You might be right but 
In a dense deployment under full buffer conditions, most of the nodes won't be able to establish the session. What if the nodes continuously retry to establish a BA session and end up in a situation where most of the frames flying around are management frames.
Comment 12 Tom Henderson 2016-12-20 01:35:28 EST
> I haven't gone through the patch yet, but I think there is a typo in the
> attribute
> "AddBaFailureTimeout",
> Specifies a time limit (in multiple of 104 microseconds) should be 
> Specifies a time limit (in multiple of 1024 microseconds)
> 
> and that the minimum value should be 1 (according to 6.3.29.2.2 Semantics of
> the service primitive).

I tend to agree on this point; why should we provide an option (special value of zero) to disable this behavior?
Comment 13 Tom Henderson 2016-12-20 01:42:55 EST
Regarding the rest of the patch and the patch on what to do upon a timeout, I might lean towards Ioannis's viewpoint that if the conditions do not support setting up agreement, that it may be more harmful to just try incessantly without trying instead normal PPDUs (at least for a while).  But I suspect we won't get clear guidance on this detail and we are just guessing.  I wonder if conditions that lead to such failure will also lead to disassociation, allowing reassociation and perhaps reset/retry at that point?

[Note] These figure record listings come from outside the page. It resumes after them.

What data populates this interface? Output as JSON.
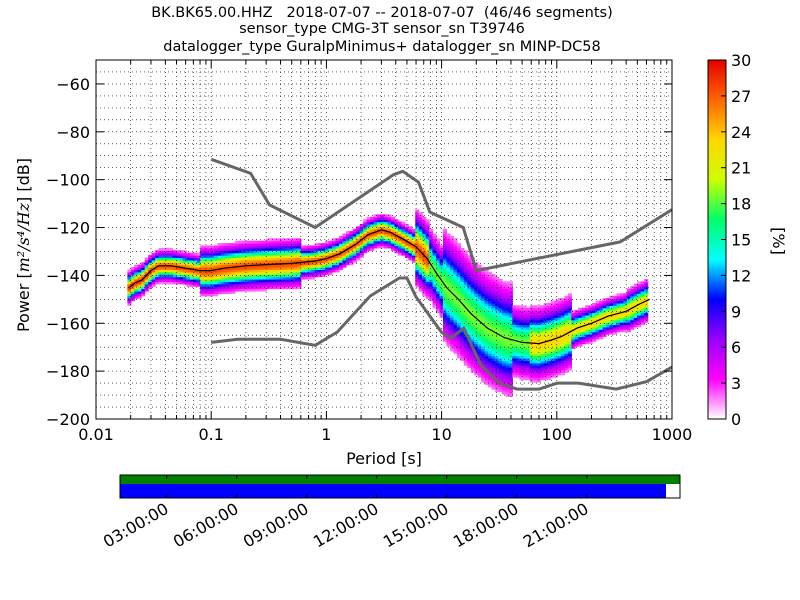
{
  "chart_data": {
    "type": "heatmap",
    "title_lines": [
      "BK.BK65.00.HHZ   2018-07-07 -- 2018-07-07  (46/46 segments)",
      "sensor_type CMG-3T sensor_sn T39746",
      "datalogger_type GuralpMinimus+ datalogger_sn MINP-DC58"
    ],
    "xlabel": "Period [s]",
    "ylabel_prefix": "Power [",
    "ylabel_math": "m²/s⁴/Hz",
    "ylabel_suffix": "] [dB]",
    "x_scale": "log",
    "xlim": [
      0.01,
      1000
    ],
    "ylim": [
      -200,
      -50
    ],
    "x_ticks": [
      {
        "v": 0.01,
        "label": "0.01"
      },
      {
        "v": 0.1,
        "label": "0.1"
      },
      {
        "v": 1,
        "label": "1"
      },
      {
        "v": 10,
        "label": "10"
      },
      {
        "v": 100,
        "label": "100"
      },
      {
        "v": 1000,
        "label": "1000"
      }
    ],
    "y_ticks": [
      {
        "v": -60,
        "label": "−60"
      },
      {
        "v": -80,
        "label": "−80"
      },
      {
        "v": -100,
        "label": "−100"
      },
      {
        "v": -120,
        "label": "−120"
      },
      {
        "v": -140,
        "label": "−140"
      },
      {
        "v": -160,
        "label": "−160"
      },
      {
        "v": -180,
        "label": "−180"
      },
      {
        "v": -200,
        "label": "−200"
      }
    ],
    "colorbar": {
      "label": "[%]",
      "range": [
        0,
        30
      ],
      "ticks": [
        "0",
        "3",
        "6",
        "9",
        "12",
        "15",
        "18",
        "21",
        "24",
        "27",
        "30"
      ]
    },
    "nhnm": [
      [
        0.1,
        -91.5
      ],
      [
        0.22,
        -97.4
      ],
      [
        0.32,
        -110.5
      ],
      [
        0.8,
        -120.0
      ],
      [
        3.8,
        -98.0
      ],
      [
        4.6,
        -96.5
      ],
      [
        6.3,
        -101.0
      ],
      [
        7.9,
        -113.5
      ],
      [
        15.4,
        -120.0
      ],
      [
        20.0,
        -138.0
      ],
      [
        354.8,
        -126.0
      ],
      [
        1000,
        -112.5
      ]
    ],
    "nlnm": [
      [
        0.1,
        -168.0
      ],
      [
        0.17,
        -166.7
      ],
      [
        0.4,
        -166.7
      ],
      [
        0.8,
        -169.2
      ],
      [
        1.24,
        -163.7
      ],
      [
        2.4,
        -148.6
      ],
      [
        4.3,
        -141.1
      ],
      [
        5.0,
        -141.1
      ],
      [
        6.0,
        -149.0
      ],
      [
        10.0,
        -163.8
      ],
      [
        12.0,
        -166.2
      ],
      [
        15.6,
        -162.1
      ],
      [
        21.9,
        -177.5
      ],
      [
        31.6,
        -185.0
      ],
      [
        45.0,
        -187.5
      ],
      [
        70.0,
        -187.5
      ],
      [
        101.0,
        -185.0
      ],
      [
        154.0,
        -185.0
      ],
      [
        328.0,
        -187.5
      ],
      [
        600.0,
        -184.4
      ],
      [
        1000,
        -178.3
      ]
    ],
    "mode": [
      [
        0.0195,
        -145
      ],
      [
        0.022,
        -143
      ],
      [
        0.025,
        -142
      ],
      [
        0.03,
        -138
      ],
      [
        0.035,
        -136
      ],
      [
        0.045,
        -136
      ],
      [
        0.06,
        -137
      ],
      [
        0.08,
        -138
      ],
      [
        0.1,
        -138
      ],
      [
        0.13,
        -137
      ],
      [
        0.2,
        -136
      ],
      [
        0.3,
        -135.5
      ],
      [
        0.5,
        -135
      ],
      [
        0.8,
        -134
      ],
      [
        1.0,
        -133
      ],
      [
        1.3,
        -131
      ],
      [
        1.8,
        -127
      ],
      [
        2.3,
        -123
      ],
      [
        3.0,
        -121
      ],
      [
        3.6,
        -122
      ],
      [
        4.5,
        -124.5
      ],
      [
        6.0,
        -128
      ],
      [
        7.5,
        -133
      ],
      [
        9.0,
        -139
      ],
      [
        11.0,
        -145
      ],
      [
        14.0,
        -150
      ],
      [
        18.0,
        -156
      ],
      [
        25.0,
        -162
      ],
      [
        35.0,
        -166
      ],
      [
        50.0,
        -168
      ],
      [
        70.0,
        -168.5
      ],
      [
        90.0,
        -167
      ],
      [
        110.0,
        -165.5
      ],
      [
        150.0,
        -162
      ],
      [
        200.0,
        -160
      ],
      [
        280.0,
        -157
      ],
      [
        400.0,
        -155
      ],
      [
        520.0,
        -152
      ],
      [
        640.0,
        -150
      ]
    ],
    "grid": true,
    "timeline": {
      "start_hour": 1,
      "end_hour": 25,
      "tick_labels": [
        "03:00:00",
        "06:00:00",
        "09:00:00",
        "12:00:00",
        "15:00:00",
        "18:00:00",
        "21:00:00"
      ],
      "tick_hours": [
        3,
        6,
        9,
        12,
        15,
        18,
        21
      ],
      "data_fraction": 1.0,
      "coverage_fraction": 0.975,
      "data_color": "#008000",
      "coverage_color": "#0000ff"
    },
    "colors": {
      "nhnm": "#666666",
      "mode": "#000000",
      "colormap": [
        "#ffffff",
        "#ff00ff",
        "#9900ff",
        "#0000ff",
        "#00ffff",
        "#00ff66",
        "#ccff00",
        "#ffd700",
        "#ff6600",
        "#e60000"
      ]
    }
  }
}
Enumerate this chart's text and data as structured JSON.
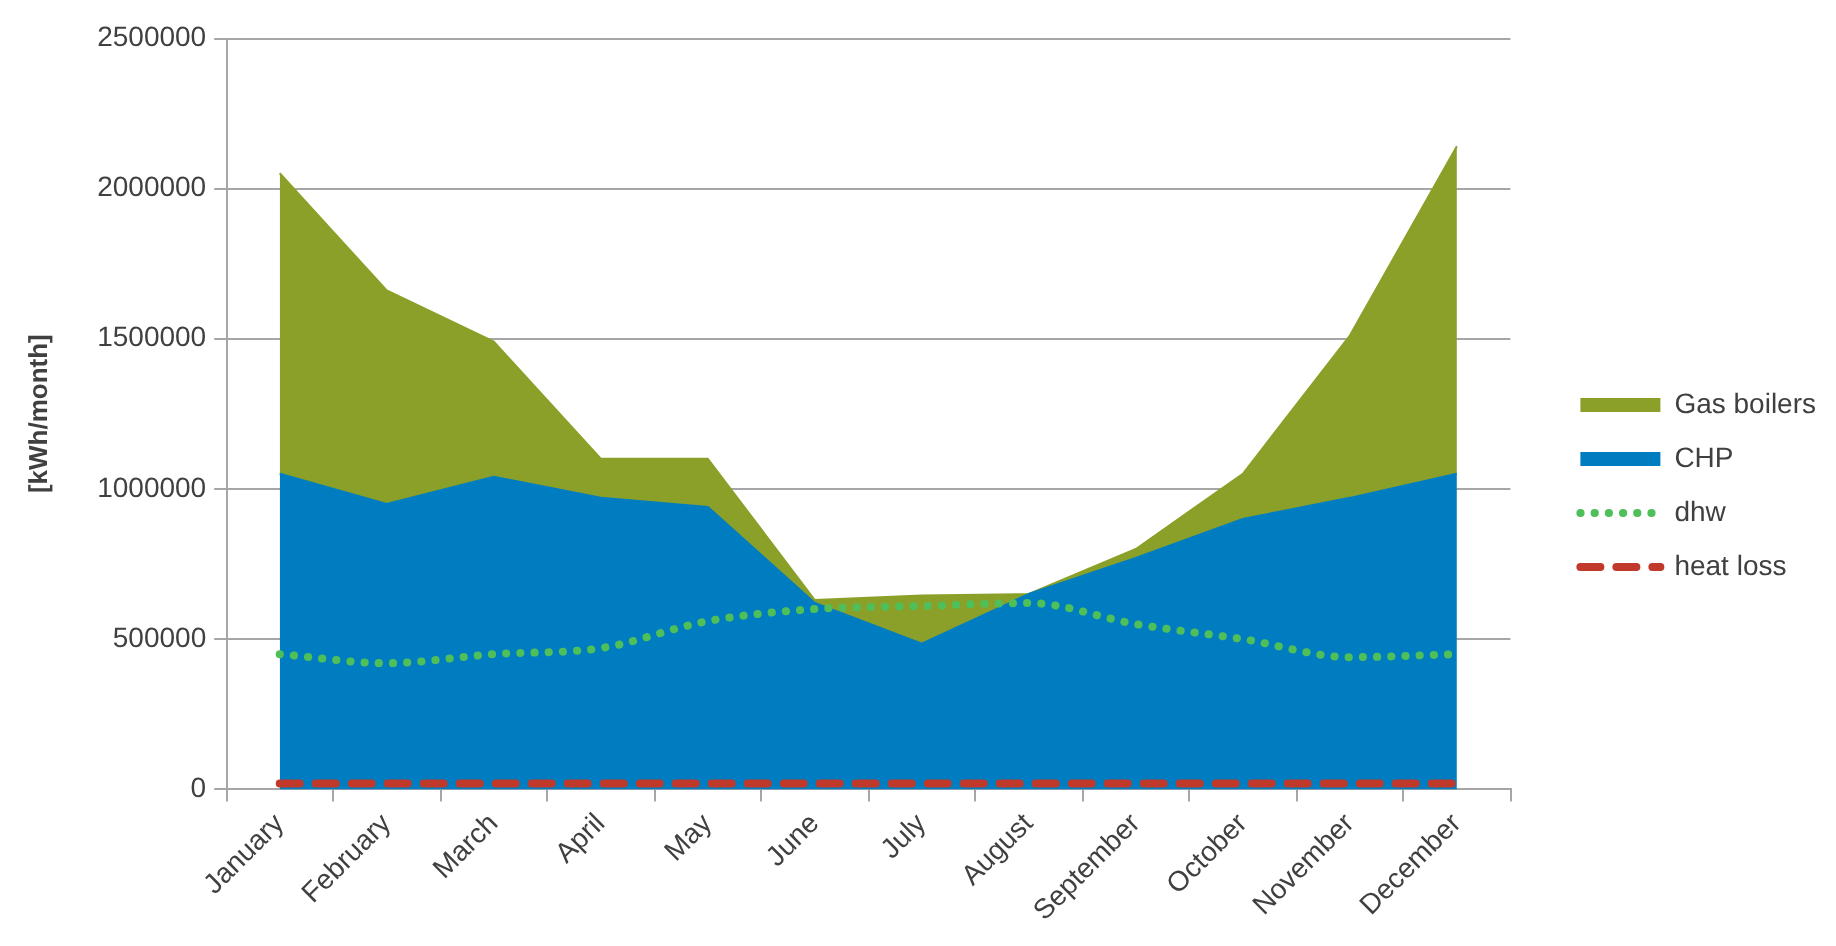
{
  "chart_data": {
    "type": "area",
    "stacked": true,
    "categories": [
      "January",
      "February",
      "March",
      "April",
      "May",
      "June",
      "July",
      "August",
      "September",
      "October",
      "November",
      "December"
    ],
    "series": [
      {
        "name": "CHP",
        "color": "#007dc0",
        "values": [
          1050000,
          950000,
          1040000,
          970000,
          940000,
          620000,
          485000,
          650000,
          770000,
          900000,
          970000,
          1050000
        ]
      },
      {
        "name": "Gas boilers",
        "color": "#8aa028",
        "values": [
          1000000,
          710000,
          450000,
          130000,
          160000,
          10000,
          160000,
          0,
          30000,
          150000,
          540000,
          1090000
        ]
      },
      {
        "name": "dhw",
        "type": "line",
        "line_style": "dotted",
        "color": "#4fbf5a",
        "values": [
          450000,
          420000,
          450000,
          470000,
          560000,
          600000,
          610000,
          620000,
          550000,
          500000,
          440000,
          450000
        ]
      },
      {
        "name": "heat loss",
        "type": "line",
        "line_style": "dashed",
        "color": "#c0392b",
        "values": [
          20000,
          20000,
          20000,
          20000,
          20000,
          20000,
          20000,
          20000,
          20000,
          20000,
          20000,
          20000
        ]
      }
    ],
    "ylabel": "[kWh/month]",
    "ylim": [
      0,
      2500000
    ],
    "yticks": [
      0,
      500000,
      1000000,
      1500000,
      2000000,
      2500000
    ],
    "grid": "y",
    "legend": "right",
    "marker": "none"
  }
}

Also, I'd prefer to add a regression test case where these frames are forcibly dropped to check the behavior.
Comment 14 sebastien.deronne 2016-12-21 15:01:51 EST
(In reply to Tom Henderson from comment #12)
> > I haven't gone through the patch yet, but I think there is a typo in the
> > attribute
> > "AddBaFailureTimeout",
> > Specifies a time limit (in multiple of 104 microseconds) should be 
> > Specifies a time limit (in multiple of 1024 microseconds)
> > 
> > and that the minimum value should be 1 (according to 6.3.29.2.2 Semantics of
> > the service primitive).
> 
> I tend to agree on this point; why should we provide an option (special
> value of zero) to disable this behavior?

correct, standard says valid range starts from 1
Comment 15 sebastien.deronne 2016-12-21 15:04:16 EST
(In reply to Tom Henderson from comment #13)
> Regarding the rest of the patch and the patch on what to do upon a timeout,
> I might lean towards Ioannis's viewpoint that if the conditions do not
> support setting up agreement, that it may be more harmful to just try
> incessantly without trying instead normal PPDUs (at least for a while).  But
> I suspect we won't get clear guidance on this detail and we are just
> guessing.  I wonder if conditions that lead to such failure will also lead
> to disassociation, allowing reassociation and perhaps reset/retry at that
> point?
> 
> Also, I'd prefer to add a regression test case where these frames are
> forcibly dropped to check the behavior.

I indeed think best would be to restart association, to avoid blocking scenario. 

We are guessing what would be the most appropriate solution, standard does not mention anything and I have actually no idea what is implemented in practice.

I agree we should add a regression test case.
Comment 16 sebastien.deronne 2017-04-21 06:06:04 EDT
Still pending action: investigate how this work in practice.